Он подошел к школе, к длинному, низкому, похожему на сарай строению, и остановился у крыльца покурить.
Около крыльца все было залито, обледенело и сильно пахло. На крыльце около какого-то чудного полукруглого фронтона, неизвестно зачем сделанного, была прибита доска с надписью, что дом этот ‘Гуляевская земская школа’…
Квартира учителя находилась в этом же здании и выходила окнами не на улицу, а на двор с противоположной стороны. Для того чтобы попасть в нее, надо было обойти кругом за угол и войти с другого крыльца, еще более старого, чем то, которое выходило на улицу. Иван так и сделал. Постояв и покурив ‘досыта’, так что еще сильнее закружилась голова и стало саднить в горле, он обогнул угол и направился к крыльцу учителевой квартиры.
Между тем, пока он шел от Семена Филатыча, пока стоял и курил, на улице совсем смерклось. Откуда-то с запада, из-за леса, надвинулась тихо и осторожно, точно цепляясь лапами за небо, боясь упасть, темносвинцовая туча, от которой сделалось еще темнее и печальнее…
Взойдя на крыльцо и постояв немного около обитой рваной и грязной рогожкой двери, Иван дернул за скобку и вошел в квартиру учителя.
У учителя были гости. Он справлял день своего рождения.
Учитель этот, Евграф Николаевич Светозаров, пожилой, лет за сорок человек, был холост. Сеял он в этой школе ‘разумное, доброе, вечное’ лет пятнадцать и имел при себе кухарку-работницу, с которой ‘спутался’, и появлявшихся иногда, время от времени, младенцев — ‘плоды любви несчастной’ — отправлял в Москву вместе с матерью, где она, откормив шесть недель своего и кстати уж чьего-нибудь ребенка, возвращалась обратно.
— Чего тебе, — философски-нравоучительно говорил ей папаша,— отсидишь, откормишь за милую душу. Не двадцать же пять рублей платить?.. Сама посуди, ты баба умная, где их взять-то?.. Не из чего ведь… Отсидишь и не увидишь, как…
— Чорт ты, — говорила ему на это ‘умная баба’, — носач проклятый! Ты ступай сам посиди!.. Каково мне, ты-то бы подумал, с ним таматко расставаться-то?.. Как таматко с нашей сестрой обращаются, ты бы посмотрел!.. Одно, говорю, расставанье не дай бог никому… Разбудят нас, баб, в четыре часа утра, а то и раньше: ‘Роднушки, вставайте!..’ ‘Роднушками’ таматко нас зовут, тысь родные матери… ‘Вставайте, такие-сякие, прощаться’… Так что тутатко в те поры происходит! Ужасти!.. Ума помраченье! Другая так и обомрет, повалится, как сноп… А слез-то! Владычица!.. А вам что, кобелям?.. Вам, знамо, только с рук спихнуть… вам не жалко…

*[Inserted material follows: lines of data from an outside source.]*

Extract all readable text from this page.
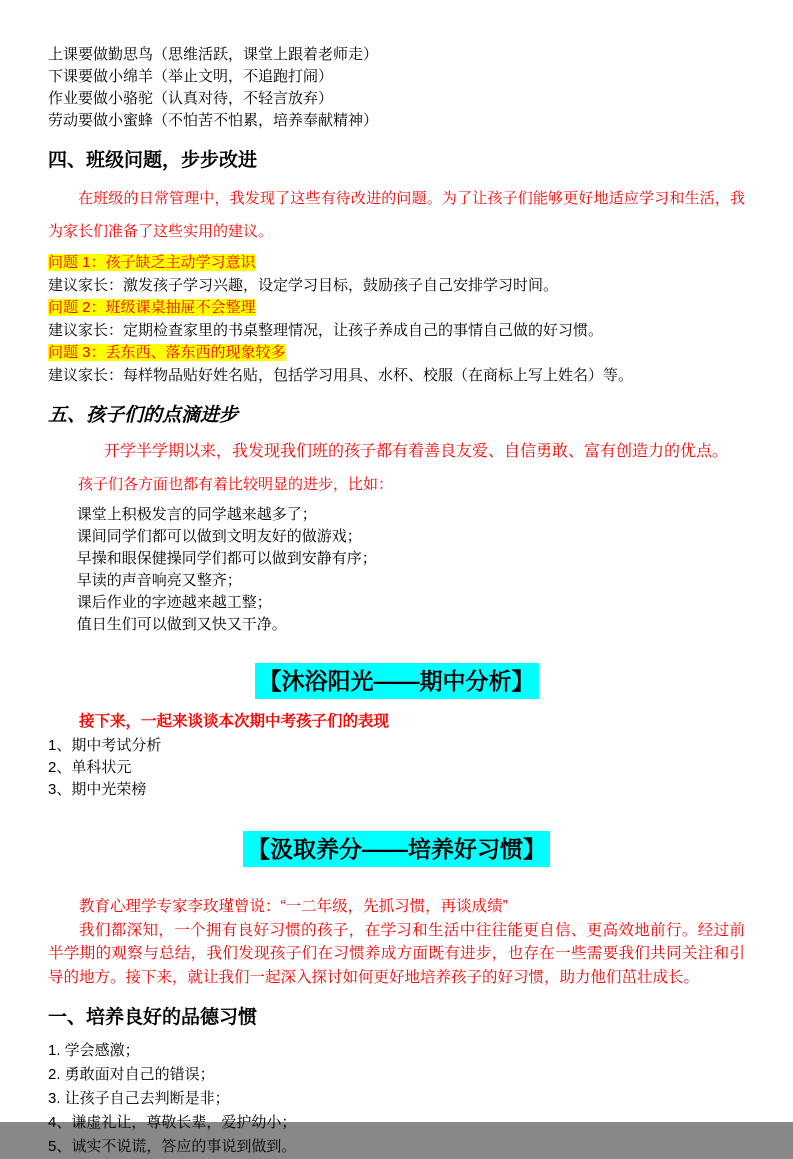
上课要做勤思鸟（思维活跃，课堂上跟着老师走）

下课要做小绵羊（举止文明，不追跑打闹）

作业要做小骆驼（认真对待，不轻言放弃）

劳动要做小蜜蜂（不怕苦不怕累，培养奉献精神）

四、班级问题，步步改进

在班级的日常管理中，我发现了这些有待改进的问题。为了让孩子们能够更好地适应学习和生活，我为家长们准备了这些实用的建议。

问题 1：孩子缺乏主动学习意识

建议家长：激发孩子学习兴趣，设定学习目标，鼓励孩子自己安排学习时间。

问题 2：班级课桌抽屉不会整理

建议家长：定期检查家里的书桌整理情况，让孩子养成自己的事情自己做的好习惯。

问题 3：丢东西、落东西的现象较多

建议家长：每样物品贴好姓名贴，包括学习用具、水杯、校服（在商标上写上姓名）等。

五、孩子们的点滴进步

开学半学期以来，我发现我们班的孩子都有着善良友爱、自信勇敢、富有创造力的优点。

孩子们各方面也都有着比较明显的进步，比如：

课堂上积极发言的同学越来越多了；

课间同学们都可以做到文明友好的做游戏；

早操和眼保健操同学们都可以做到安静有序；

早读的声音响亮又整齐；

课后作业的字迹越来越工整；

值日生们可以做到又快又干净。

【沐浴阳光——期中分析】

接下来，一起来谈谈本次期中考孩子们的表现

1、期中考试分析

2、单科状元

3、期中光荣榜

【汲取养分——培养好习惯】

教育心理学专家李玫瑾曾说：“一二年级，先抓习惯，再谈成绩”

我们都深知，一个拥有良好习惯的孩子，在学习和生活中往往能更自信、更高效地前行。经过前半学期的观察与总结，我们发现孩子们在习惯养成方面既有进步，也存在一些需要我们共同关注和引导的地方。接下来，就让我们一起深入探讨如何更好地培养孩子的好习惯，助力他们茁壮成长。

一、培养良好的品德习惯

1. 学会感激；

2. 勇敢面对自己的错误；

3. 让孩子自己去判断是非；

4、谦虚礼让，尊敬长辈，爱护幼小；

5、诚实不说谎，答应的事说到做到。
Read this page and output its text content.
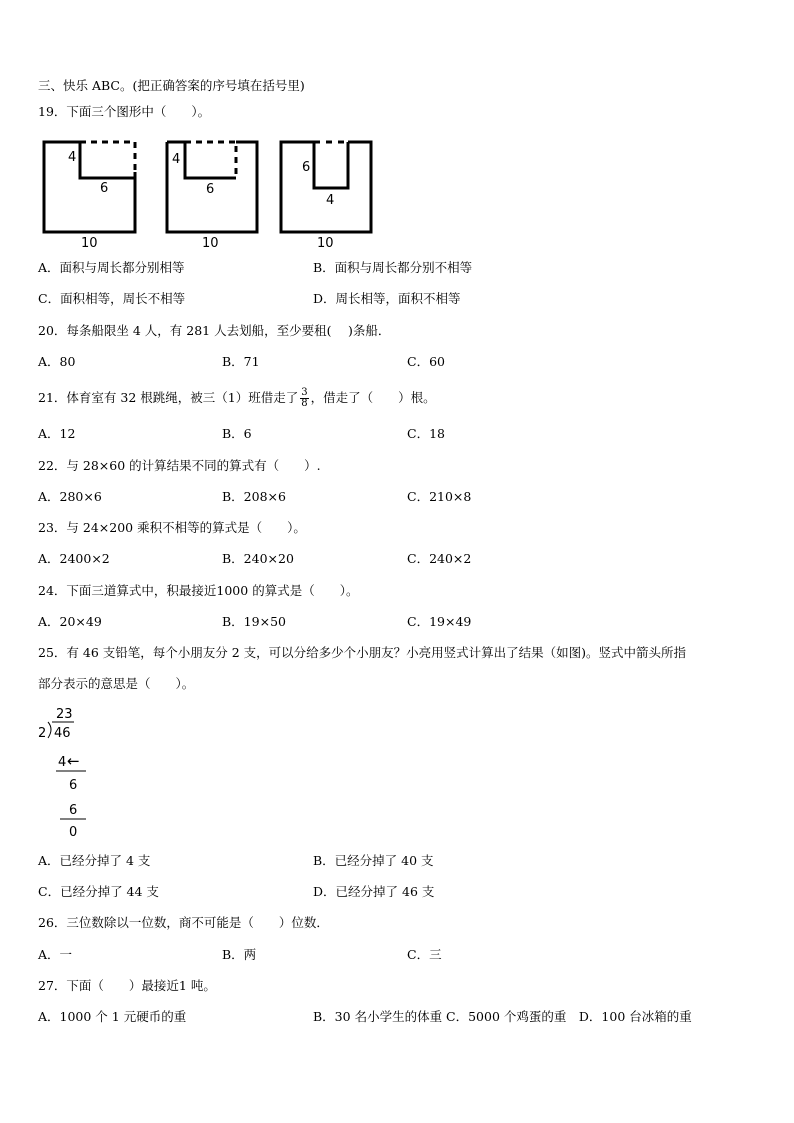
三、快乐 ABC。(把正确答案的序号填在括号里)
19．下面三个图形中（　　）。
4
6
10
4
6
10
6
4
10
A．面积与周长都分别相等	B．面积与周长都分别不相等
C．面积相等，周长不相等	D．周长相等，面积不相等
20．每条船限坐 4 人，有 281 人去划船，至少要租(　 )条船．
A．80	B．71	C．60
21．体育室有 32 根跳绳，被三（1）班借走了 $\frac{3}{8}$ ，借走了（　　）根。
A．12	B．6	C．18
22．与 28×60 的计算结果不同的算式有（　　）.
A．280×6	B．208×6	C．210×8
23．与 24×200 乘积不相等的算式是（　　）。
A．2400×2	B．240×20	C．240×2
24．下面三道算式中，积最接近1000 的算式是（　　）。
A．20×49	B．19×50	C．19×49
25．有 46 支铅笔，每个小朋友分 2 支，可以分给多少个小朋友？小亮用竖式计算出了结果（如图)。竖式中箭头所指
部分表示的意思是（　　）。
23
2 46
4 ←
6
6
0
A．已经分掉了 4 支	B．已经分掉了 40 支
C．已经分掉了 44 支	D．已经分掉了 46 支
26．三位数除以一位数，商不可能是（　　）位数．
A．一	B．两	C．三
27．下面（　　）最接近1 吨。
A．1000 个 1 元硬币的重	B．30 名小学生的体重 C．5000 个鸡蛋的重　D．100 台冰箱的重
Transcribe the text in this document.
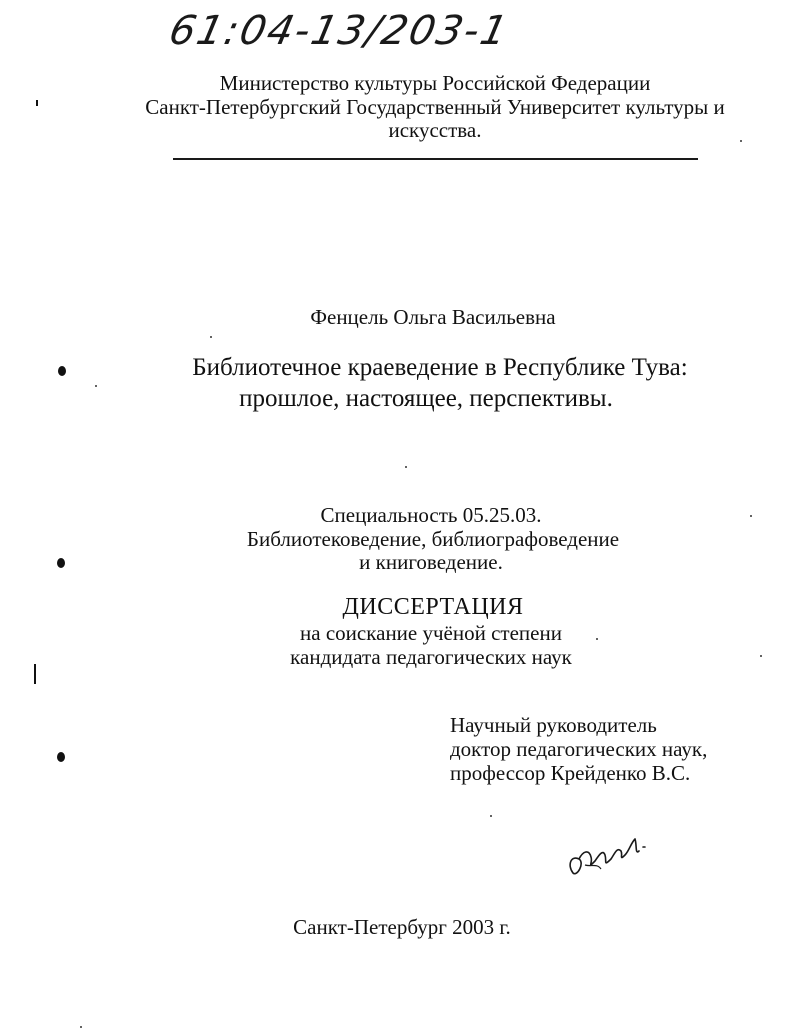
61:04-13/203-1
Министерство культуры Российской Федерации
Санкт-Петербургский Государственный Университет культуры и
искусства.
Фенцель Ольга Васильевна
Библиотечное краеведение в Республике Тува:
прошлое, настоящее, перспективы.
Специальность 05.25.03.
Библиотековедение, библиографоведение
и книговедение.
ДИССЕРТАЦИЯ
на соискание учёной степени
кандидата педагогических наук
Научный руководитель
доктор педагогических наук,
профессор Крейденко В.С.
Санкт-Петербург 2003 г.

— Да уж будет, будет! — утешал ее учитель. — Ну, как не жалко? Жалко и мне, да ничего не поделаешь, связа одна… а ты не серчай… ты у меня баба золотая, цены тебе нет, ей-богу, не вру. Вот погоди, поеду двадцатого в город за жалованьем, шаль тебе привезу… носи, не жалко! Баба ты — дорого стоишь!
И, действительно, баба эта старалась для него изо всех сил… ‘блюла’ его хозяйство, как зеницу ока. Учитель был человек хозяйственный, держал корову, выкармливал свинью, завел кур, уток, индюшек и заботился обо всем этом гораздо больше, чем о вверенном ему стаде ребятишек. У него ничего не пропадало даром, все шло в дело. Мальчишки-ученики, приносившие с собой на обед хлеба, по его приказанию, не уносили обратно домой оставшиеся корки и объедки, а кидали их в корзинку, стоявшую для этой цели в сенцах. Кусочки эти шли поросенку.
Школьный сторож Степан, за свой длинный нос прозванный Рулем, старый, кривой, бывший крепостной человек, приставленный к школе, ненавидящий ребят, называвший их ‘вольницей проклятой’ и ‘сукиными детьми’, презирал учителя, ругал его, когда бывал выпимши, скверными словами и частенько бегал жаловаться к священнику.
— Ваше высокопреподобие, — говорил он, задыхаясь, — что ж этта такоича значит, а? Доколе? Заездил меня, анафема, на работе… измучил, чтоб ему издохнуть, хуже пса какого!.. Что ж, я к нему рази приставлен-то, на него ворочать, а? Я к школе приставлен… Мне впору за вольницей за этой, извините, за проклятой смотреть… у меня от нее голова кругом идет… Вы ему, ваше высокопреподобие, будьте отец родной, скажите…
— Да это, Степан Федрыч, не мое ведь дело, — говорил батюшка, — я ему не начальник.
— А кто же ему начальник?.. Шут, что ли, прости ты меня, господи, с рогами?.. Какой он учитель, чему, с позволения сказать, он учит, а? От него грех один, зараза… Живет вон, извините, с мазихой… волю ей дал… Она надо мной командует… ‘Принеси дров, принеси воды, навяжи метлу, почисти у коровы’. Фу ты, подлая ты тварь! Да что ж, я каторжный, что ли?! А намедни что говорит! ‘Тебя, гыт, надыть намахать… на спакой, гыт, тебе время… ты становишься… да опять, гыт, ругательник, матершинник, непочтительный… собака, гыт, ты бешеная, а не человек…’ А!.. Каково это, ваше высокопреподобие, выслушивать-то, а? От кого?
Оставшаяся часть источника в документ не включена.